Now obviously everything I have ever made has not been a total gem. I’m sure if you’ve ever picked up a paint brush or a glue stick and glitter you can relate. It’s the humor that keeps us humble. I now actually wish I had saved a picture of past “Pinterest Fails” so you can laugh with me. For instance I saw these adorable little glass vases online, they were recycled glass jars that the artist covered in decorative patterns and swirls with a hot glue gun and then dipped them in cheerful spring colors. They looked adorable and shabby chic on a windowsill. Sounds simple enough, right? I thought so too! But an hour and a half later, I sat staring down at my glass bottles amid glue and paint wondering what on earth I had done wrong. My friend walked in and in a last hopeful attempt and still in total denial I asked her what she thought. Looking back, what a terrible position to put someone in! As a kind person, who didn’t want to hurt my feelings, would do, she examined them and commented on individual aspects rather than the whole result. “They’re hideous”, I admitted. She agreed, as a real friend would, and said they weren’t my best work. And then we proceeded to laugh so hard my sides hurt. So let’s be honest, crafting can be more of an experiment than a calming experience. Fortunately, this is part of the thrill for me! There’s excitement in wondering if the DIY up-cycled EOS lip balm project will glide creamy over my lips and save me a few bucks or if it will melt in a puddle of pink-poo on my counter. Or if the first attempted hand lettered sign for my friends wedding will look just like the artsy photo online or like a second graders first calligraphy lesson. (Relieved to say both were a success by the way).

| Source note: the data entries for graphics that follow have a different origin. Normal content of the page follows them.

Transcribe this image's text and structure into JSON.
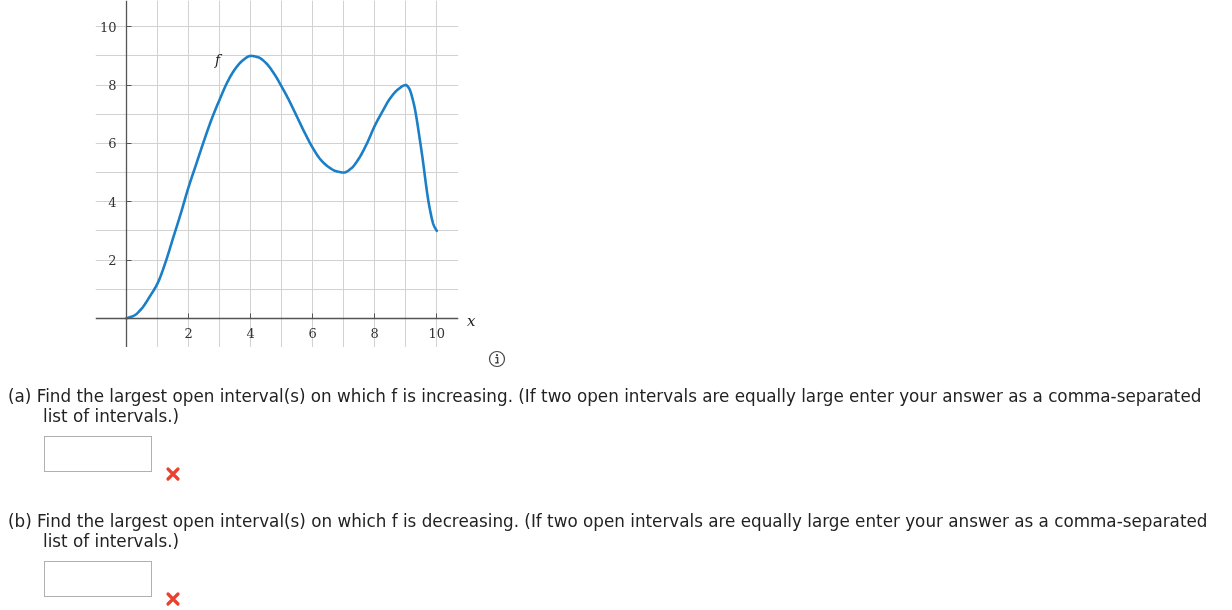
{
  "chart_data": {
    "type": "line",
    "xlabel": "x",
    "x": [
      0,
      0.25,
      0.5,
      0.75,
      1,
      1.25,
      1.5,
      1.75,
      2,
      2.25,
      2.5,
      2.75,
      3,
      3.25,
      3.5,
      3.75,
      4,
      4.25,
      4.5,
      4.75,
      5,
      5.25,
      5.5,
      5.75,
      6,
      6.25,
      6.5,
      6.75,
      7,
      7.25,
      7.5,
      7.75,
      8,
      8.25,
      8.5,
      8.75,
      9,
      9.1,
      9.25,
      9.5,
      9.75,
      9.9,
      10
    ],
    "series": [
      {
        "name": "f",
        "color": "#1a7fc7",
        "values": [
          0,
          0.1,
          0.35,
          0.75,
          1.2,
          1.9,
          2.75,
          3.6,
          4.5,
          5.3,
          6.1,
          6.85,
          7.5,
          8.1,
          8.55,
          8.85,
          9,
          8.95,
          8.75,
          8.4,
          7.95,
          7.45,
          6.9,
          6.35,
          5.85,
          5.45,
          5.2,
          5.05,
          5,
          5.15,
          5.5,
          6,
          6.6,
          7.1,
          7.55,
          7.85,
          8,
          7.9,
          7.4,
          5.8,
          3.9,
          3.2,
          3
        ]
      }
    ],
    "xlim": [
      -1,
      10.7
    ],
    "ylim": [
      -1,
      10.9
    ],
    "xticks": [
      {
        "value": 1,
        "label": null
      },
      2,
      {
        "value": 3,
        "label": null
      },
      4,
      {
        "value": 5,
        "label": null
      },
      6,
      {
        "value": 7,
        "label": null
      },
      8,
      {
        "value": 9,
        "label": null
      },
      10
    ],
    "yticks": [
      {
        "value": 1,
        "label": null
      },
      2,
      {
        "value": 3,
        "label": null
      },
      4,
      {
        "value": 5,
        "label": null
      },
      6,
      {
        "value": 7,
        "label": null
      },
      8,
      {
        "value": 9,
        "label": null
      },
      10
    ],
    "grid": true,
    "line_style": "solid",
    "annotations": [
      "(a) Find the largest open interval(s) on which f is increasing. (If two open intervals are equally large enter your answer as a comma-separated list of intervals.)",
      "(b) Find the largest open interval(s) on which f is decreasing. (If two open intervals are equally large enter your answer as a comma-separated list of intervals.)"
    ]
  }
}
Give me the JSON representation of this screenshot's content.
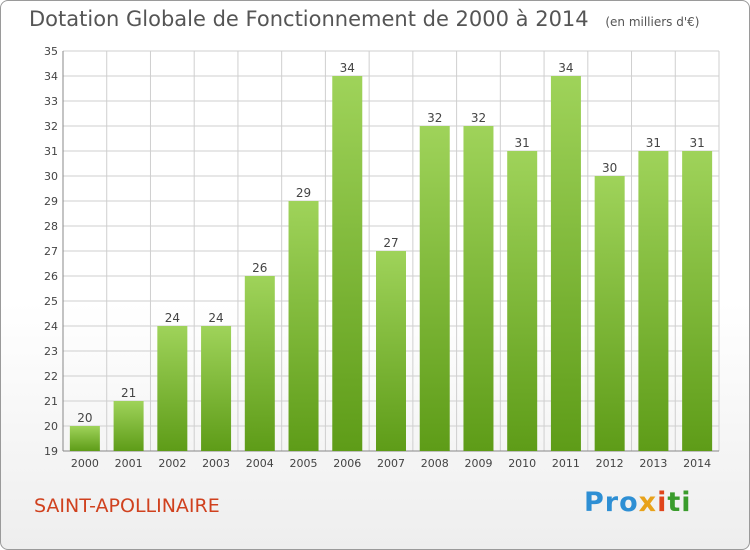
{
  "header": {
    "title": "Dotation Globale de Fonctionnement de 2000 à 2014",
    "unit": "(en milliers d'€)"
  },
  "footer": {
    "commune": "SAINT-APOLLINAIRE",
    "logo": [
      "Pro",
      "x",
      "i",
      "ti"
    ]
  },
  "colors": {
    "bar_top": "#9fd35a",
    "bar_bottom": "#5e9c18",
    "grid": "#cfcfcf",
    "title": "#555555",
    "commune": "#d0411e"
  },
  "chart_data": {
    "type": "bar",
    "title": "Dotation Globale de Fonctionnement de 2000 à 2014",
    "subtitle": "(en milliers d'€)",
    "categories": [
      "2000",
      "2001",
      "2002",
      "2003",
      "2004",
      "2005",
      "2006",
      "2007",
      "2008",
      "2009",
      "2010",
      "2011",
      "2012",
      "2013",
      "2014"
    ],
    "values": [
      20,
      21,
      24,
      24,
      26,
      29,
      34,
      27,
      32,
      32,
      31,
      34,
      30,
      31,
      31
    ],
    "ylim": [
      19,
      35
    ],
    "yticks": [
      19,
      20,
      21,
      22,
      23,
      24,
      25,
      26,
      27,
      28,
      29,
      30,
      31,
      32,
      33,
      34,
      35
    ],
    "grid": true,
    "legend": "none"
  }
}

The first craft I ever remember making was when I was four or five years old. My Mom introduced me to FIMO clay, presumably after all my play dough creatures had crumbled and dried out because I had tried to save them. Often inspired by the dwarf bunnies my family bred as pets, I created little clay creatures with the help of my Mom. Being the totally biased and wonderful Mother she was, she insisted I had a natural gift for my age and encouraged me to make more, which we painted and she gave as Christmas gifts to my Gramma and Aunties. Ever since I can remember, my Mom and Gramma Porter nurtured and encouraged my creativity, and clearly made some hefty financial investments of which they may or may not have seen a return in profit or value. What love and sacrifice! Mom helped me pick out my first beads for jewelry. Gramma opened the wonders which were her fabric bins and let me pick and choose patterns to my hearts content. Mom bought me my first craft table at the old Main Street thrift store and Gramma gave me my first power tools for Christmas, a dremmel and sauntering iron. My passion would not have flourished without these women who were gifted with creativity themselves and with hearts for beauty.

As I start this blog for my crafts I couldn’t stop thinking about those clay creations. August 2013 I spent the last weeks with my dear Gramma Arlene Porter before she went to be with Jesus. The days were full of care and worry for her comfort but also sweet reminiscing. We lay on her bed together, crying and giggling. I can’t count how many times she directed me to look here or there for some odd item I had made as a child, cherished for years in her jewelry box and book shelves. There was a teeny tiny cross stitch of a peach flower put in a gold frame that I had given her, it now sits in my guest room. The last and most treasured items she pointed me to where sitting on top of her jewelry box. My clay creatures. A grey clay bunny and a white clay kitten. Rather the worse for wear after nearly twenty years, but still recognizable. “I thought you’d like to have them, I always thought they were just so cute,” Gramma said from her bed. I teared up, I couldn’t believe she still had them. The love and nurturing of a Gramma is unmatched.

So in honor of my first craft and my dear Gramma in heaven, I dedicate this craft diary to her. I hope she’s enjoying it from heaven, floating on her angel wings.